3. The method of claim 1, wherein the searching for an idle band resource to allocate to the UE according to the band type corresponding to the UE comprises:

determining the priority of the UE according to the corresponding relation between the preset priority and the type of the UE;

and searching idle frequency band resources to be allocated to the UE according to the priority of the UE and the frequency band type corresponding to the UE.

4. The method of claim 3, wherein the correspondence between the preset priority and the type of the UE comprises:

the priority is from high to low: the system comprises a high-power edge UE, a high-power center UE, an LTE standard power edge UE and an LTE standard power center UE.

5. The method of claim 4, wherein the searching for an idle bandwidth resource to allocate to the UE according to the priority of the UE and the bandwidth type corresponding to the UE comprises:

allocating idle frequency band resources in a reserved frequency band to the high-power edge UE;

after the frequency band resource of the high-power edge UE is allocated, allocating idle frequency band resources in a reserved frequency band and edge frequency band resources to the high-power center UE;

after the frequency band resource of the high-power center UE is allocated, allocating the spare frequency band resource in the reserved frequency band and the edge frequency band to the LTE standard power edge UE;

after allocating the band resources of the LTE standard power edge UE, allocating free band resources in a reserved band, an edge band and a center band to the LTE standard power center UE.
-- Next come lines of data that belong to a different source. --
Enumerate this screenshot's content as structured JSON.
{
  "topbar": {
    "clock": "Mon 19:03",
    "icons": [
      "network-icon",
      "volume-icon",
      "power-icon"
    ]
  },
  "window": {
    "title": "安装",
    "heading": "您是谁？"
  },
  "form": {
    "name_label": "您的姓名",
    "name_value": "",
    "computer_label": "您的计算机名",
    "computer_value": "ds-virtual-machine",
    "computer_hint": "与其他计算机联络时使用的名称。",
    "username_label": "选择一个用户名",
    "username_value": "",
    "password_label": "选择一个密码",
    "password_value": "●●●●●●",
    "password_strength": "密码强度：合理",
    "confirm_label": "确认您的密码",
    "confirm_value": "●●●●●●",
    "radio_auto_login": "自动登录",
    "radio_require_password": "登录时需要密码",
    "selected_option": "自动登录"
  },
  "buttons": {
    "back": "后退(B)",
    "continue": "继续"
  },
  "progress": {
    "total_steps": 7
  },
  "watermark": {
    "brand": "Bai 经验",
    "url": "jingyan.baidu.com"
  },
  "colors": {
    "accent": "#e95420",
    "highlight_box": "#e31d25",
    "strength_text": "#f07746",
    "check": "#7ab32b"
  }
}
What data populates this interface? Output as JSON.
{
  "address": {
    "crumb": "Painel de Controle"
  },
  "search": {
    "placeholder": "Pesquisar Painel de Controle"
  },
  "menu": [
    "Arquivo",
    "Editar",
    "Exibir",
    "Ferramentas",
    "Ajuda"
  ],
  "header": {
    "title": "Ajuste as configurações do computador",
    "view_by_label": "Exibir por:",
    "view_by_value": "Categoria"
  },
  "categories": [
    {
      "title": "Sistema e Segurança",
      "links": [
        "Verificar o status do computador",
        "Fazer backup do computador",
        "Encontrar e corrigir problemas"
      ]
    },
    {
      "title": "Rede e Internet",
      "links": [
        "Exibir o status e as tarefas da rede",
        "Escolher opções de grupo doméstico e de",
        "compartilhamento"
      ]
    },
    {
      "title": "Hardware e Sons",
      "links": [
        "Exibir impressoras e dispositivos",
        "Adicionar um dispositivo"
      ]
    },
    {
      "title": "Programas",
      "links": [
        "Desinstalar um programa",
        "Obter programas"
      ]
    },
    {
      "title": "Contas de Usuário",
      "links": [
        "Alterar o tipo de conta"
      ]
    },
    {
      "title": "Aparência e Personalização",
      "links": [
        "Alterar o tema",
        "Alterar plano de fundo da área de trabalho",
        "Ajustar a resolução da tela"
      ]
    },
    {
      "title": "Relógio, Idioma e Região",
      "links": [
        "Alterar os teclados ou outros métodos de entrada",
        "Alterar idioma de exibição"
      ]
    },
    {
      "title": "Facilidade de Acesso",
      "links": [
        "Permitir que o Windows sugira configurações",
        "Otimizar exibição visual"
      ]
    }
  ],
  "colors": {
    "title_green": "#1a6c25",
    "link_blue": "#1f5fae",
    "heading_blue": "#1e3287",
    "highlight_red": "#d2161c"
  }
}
6. A base station, comprising:

the frequency band dividing unit is used for dividing the full frequency band of the cell according to the preset frequency band type;

a message receiving unit, configured to receive a message carrying UE power type information and reported by a UE in a local cell, the message carrying reference signal received power RSRP in the local cell_serviceInformation message and Reference Signal Received Power (RSRP) carrying adjacent cell_neighborA message of information; wherein the UE power types include: high power and LTE standard power;

a UE type determining unit for determining the UE power type information and RSRP received by the message receiving unit_serviceInformation and RSRP_neighborInformation, determining a type of the UE; is particularly used for judging the RSRP_serviceAnd the RSRP_neighborWhether the difference is greater than a preset edge UE judgment threshold RSRP _ thresh or not; if so, determining that the UE is an edge UE; otherwise, determining the UE as the central UE; wherein the type of the UE comprises: the system comprises a high-power edge UE, a high-power center UE, an LTE standard power edge UE and an LTE standard power center UE;

a band type determining unit, configured to determine a band type corresponding to the UE according to the UE type determined by the UE type determining unit; specifically, if the UE is a high-power edge UE, determining that a frequency band type corresponding to the UE is a reserved frequency band; if the UE is a high-power center UE, determining the frequency band type corresponding to the UE as a reserved frequency band and an edge frequency band; if the UE is LTE standard power edge UE, determining that the frequency band type corresponding to the UE is a reserved frequency band and an edge frequency band; if the UE is an LTE standard power center UE, determining that the frequency band types corresponding to the UE are a reserved frequency band, an edge frequency band and a central frequency band;

and the frequency band resource allocation unit is used for searching the idle frequency band resource to allocate to the UE according to the frequency band type corresponding to the UE determined by the frequency band type determination unit.

7. The base station of claim 6, wherein the frequency band dividing unit is specifically configured to divide a full frequency band of the local cell into a reserved frequency band, an edge frequency band, a center frequency band, and a forbidden frequency band.